「京大変人講座」とは、京都大学発の、京大に連綿と受けつがれている「自由の学風」「変人のDNA」を世に広く知ってもらうため発足した公開講座のことだ。(京大で変人はホメ言葉である。)本書はその人気の授業を書籍化したものである。(三笠書房刊)
サービス経営学、法哲学、システム工学など、様々な分野の先生の話はどれも一風変わっていて面白い。
特に面白いと感じた話を次より少し紹介してみたいと思うが、関西気質を感じられる序章のダイアローグとディベートの違いの話などもかなり楽しい内容となっているので、読み飛ばさず、ぜひ冒頭から読んでいってみて欲しい。 まず、第1章の『毒ガスに満ちた「奇妙な惑星」へようこそ』。章タイトルに思わずびっくりしてしまうが、これは地球のことである。
私達が生きていく上で酸素の存在は必要不可欠。だが、原始の生物に取って酸素は毒だった。なぜ私達は酸素を必要とする生物になったのだろう? これは“変な生き物”だけが生き残った結果だというが・・・。他にも誰も見たことがないはずの地球の内部構造がなぜ解明されているのか、黒い地層が教えてくれる海の超酸欠事件など、興味深い話が多数登場する。恐竜は隕石によって絶滅した言われるが、それよりも昔、海の生物に絶対的な危機が訪れていた。海の中の酸素が極端に少なくなったのである。それは黒い地層から分析できることなのだが・・・地層が黒くなっている理由に驚いた。もう一つ、第4章の『なぜ、遠足のおやつは“300円以内”なのか』。
便利なことが推奨され、喜ばれる世の中である。不便よりも便利な方がいいと多くの人は考えているだろう。だが、本当にそうだろうか?

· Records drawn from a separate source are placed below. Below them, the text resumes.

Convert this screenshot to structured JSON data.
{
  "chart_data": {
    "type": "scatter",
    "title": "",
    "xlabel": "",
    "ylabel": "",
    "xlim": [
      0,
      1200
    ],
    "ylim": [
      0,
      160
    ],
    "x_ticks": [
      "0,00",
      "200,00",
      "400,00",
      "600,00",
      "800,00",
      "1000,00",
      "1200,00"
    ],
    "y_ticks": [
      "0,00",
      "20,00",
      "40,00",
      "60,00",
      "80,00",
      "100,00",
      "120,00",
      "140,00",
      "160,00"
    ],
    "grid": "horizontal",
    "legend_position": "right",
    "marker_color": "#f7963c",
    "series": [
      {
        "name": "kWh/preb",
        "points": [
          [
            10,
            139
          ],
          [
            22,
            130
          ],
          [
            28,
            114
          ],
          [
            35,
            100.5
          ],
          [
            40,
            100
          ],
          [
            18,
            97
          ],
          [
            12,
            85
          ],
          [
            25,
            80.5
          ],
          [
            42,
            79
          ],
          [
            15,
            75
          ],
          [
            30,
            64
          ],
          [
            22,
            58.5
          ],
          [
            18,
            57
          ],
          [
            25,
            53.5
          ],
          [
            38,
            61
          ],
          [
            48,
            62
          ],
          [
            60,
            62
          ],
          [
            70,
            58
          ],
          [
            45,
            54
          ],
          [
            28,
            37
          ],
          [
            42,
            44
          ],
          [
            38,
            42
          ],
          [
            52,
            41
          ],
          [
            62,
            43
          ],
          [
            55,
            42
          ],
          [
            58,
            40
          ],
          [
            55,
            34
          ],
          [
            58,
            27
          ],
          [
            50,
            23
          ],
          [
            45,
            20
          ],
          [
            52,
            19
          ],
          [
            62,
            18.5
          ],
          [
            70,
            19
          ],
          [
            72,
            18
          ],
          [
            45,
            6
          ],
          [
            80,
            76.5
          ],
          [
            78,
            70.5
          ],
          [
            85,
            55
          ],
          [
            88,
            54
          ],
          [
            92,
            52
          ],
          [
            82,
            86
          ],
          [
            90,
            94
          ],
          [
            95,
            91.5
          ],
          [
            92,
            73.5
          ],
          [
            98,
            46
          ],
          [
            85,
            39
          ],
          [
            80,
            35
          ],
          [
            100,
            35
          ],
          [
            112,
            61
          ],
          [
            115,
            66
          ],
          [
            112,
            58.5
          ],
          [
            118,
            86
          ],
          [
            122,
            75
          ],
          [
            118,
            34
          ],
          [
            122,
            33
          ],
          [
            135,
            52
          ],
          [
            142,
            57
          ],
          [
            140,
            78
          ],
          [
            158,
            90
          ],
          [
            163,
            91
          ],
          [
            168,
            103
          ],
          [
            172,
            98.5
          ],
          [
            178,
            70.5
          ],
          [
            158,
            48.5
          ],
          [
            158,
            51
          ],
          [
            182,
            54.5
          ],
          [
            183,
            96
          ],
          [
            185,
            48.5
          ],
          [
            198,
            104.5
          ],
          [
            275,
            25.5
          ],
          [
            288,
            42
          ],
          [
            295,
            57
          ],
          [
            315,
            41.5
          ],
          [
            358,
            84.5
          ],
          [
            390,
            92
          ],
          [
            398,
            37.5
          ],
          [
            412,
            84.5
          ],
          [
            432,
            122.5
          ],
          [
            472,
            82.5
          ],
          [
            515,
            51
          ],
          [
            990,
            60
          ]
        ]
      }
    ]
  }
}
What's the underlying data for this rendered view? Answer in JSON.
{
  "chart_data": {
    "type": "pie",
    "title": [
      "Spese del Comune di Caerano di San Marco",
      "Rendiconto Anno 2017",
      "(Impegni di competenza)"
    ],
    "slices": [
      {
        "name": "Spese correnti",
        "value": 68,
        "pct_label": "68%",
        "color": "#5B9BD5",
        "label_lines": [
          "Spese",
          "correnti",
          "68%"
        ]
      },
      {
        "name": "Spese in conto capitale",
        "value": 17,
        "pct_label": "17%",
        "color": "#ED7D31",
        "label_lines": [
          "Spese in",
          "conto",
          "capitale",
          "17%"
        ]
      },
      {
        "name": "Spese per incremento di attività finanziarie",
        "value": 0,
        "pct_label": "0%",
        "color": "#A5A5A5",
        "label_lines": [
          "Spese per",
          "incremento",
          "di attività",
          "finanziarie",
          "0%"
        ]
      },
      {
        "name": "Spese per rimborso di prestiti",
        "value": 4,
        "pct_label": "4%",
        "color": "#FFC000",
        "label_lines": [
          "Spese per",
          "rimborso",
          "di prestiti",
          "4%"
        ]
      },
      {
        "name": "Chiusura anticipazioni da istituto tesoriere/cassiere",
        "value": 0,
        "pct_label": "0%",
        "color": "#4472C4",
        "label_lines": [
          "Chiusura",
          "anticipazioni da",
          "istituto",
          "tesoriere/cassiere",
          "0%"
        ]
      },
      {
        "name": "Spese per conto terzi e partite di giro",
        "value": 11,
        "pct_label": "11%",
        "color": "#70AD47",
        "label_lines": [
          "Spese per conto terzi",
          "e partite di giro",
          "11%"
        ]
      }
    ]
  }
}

本章で紹介されているクラシエの「甘栗むいちゃいました」と「ねるねるねるね」はどちらもおなじみのヒット商品だが、かたや甘栗の皮がすでに剥かれている便利な商品、もう一方は粉末に水を加えて練るという、手間を加えて作るおやつという対照的な商品である。便利なだけが商品の価値になっていないのが分かるが、一体何故「ねるねるねるね」は売れているのか、分かるだろうか?
また、章のタイトルにもある遠足の話。決められた値段内で何のおやつを買うか友達と悩んだという人は多いと思う。ではもし、おやつを買える金額に制約がなかったとしたら・・・? 遠足はより楽しいものになっただろうか、それとも・・・
さらにもう一つパイロットの例。難しい試験に合格し、念願かなって現場にパイロットとして配属。しかし機体にはすでに自動運転の機能が備わっており、パイロットは何もしなくてよいという。この時パイロットはどう思うだろう。一概に何もしなくて楽だと思うのだろうか?
実は便利になったことで失われたものがある。一見不要の制約やあえての不便さから生まれるものに目を向けてみると、そこには「発見」があった。
「常識」だと思っていることを少し違う視点から見てみると、面白いことに気づけるかもしれない。
個性的な先生たちの話はどれも興味深い。早くも続編刊行が決まったようだ。発売を楽しみに待ちたい。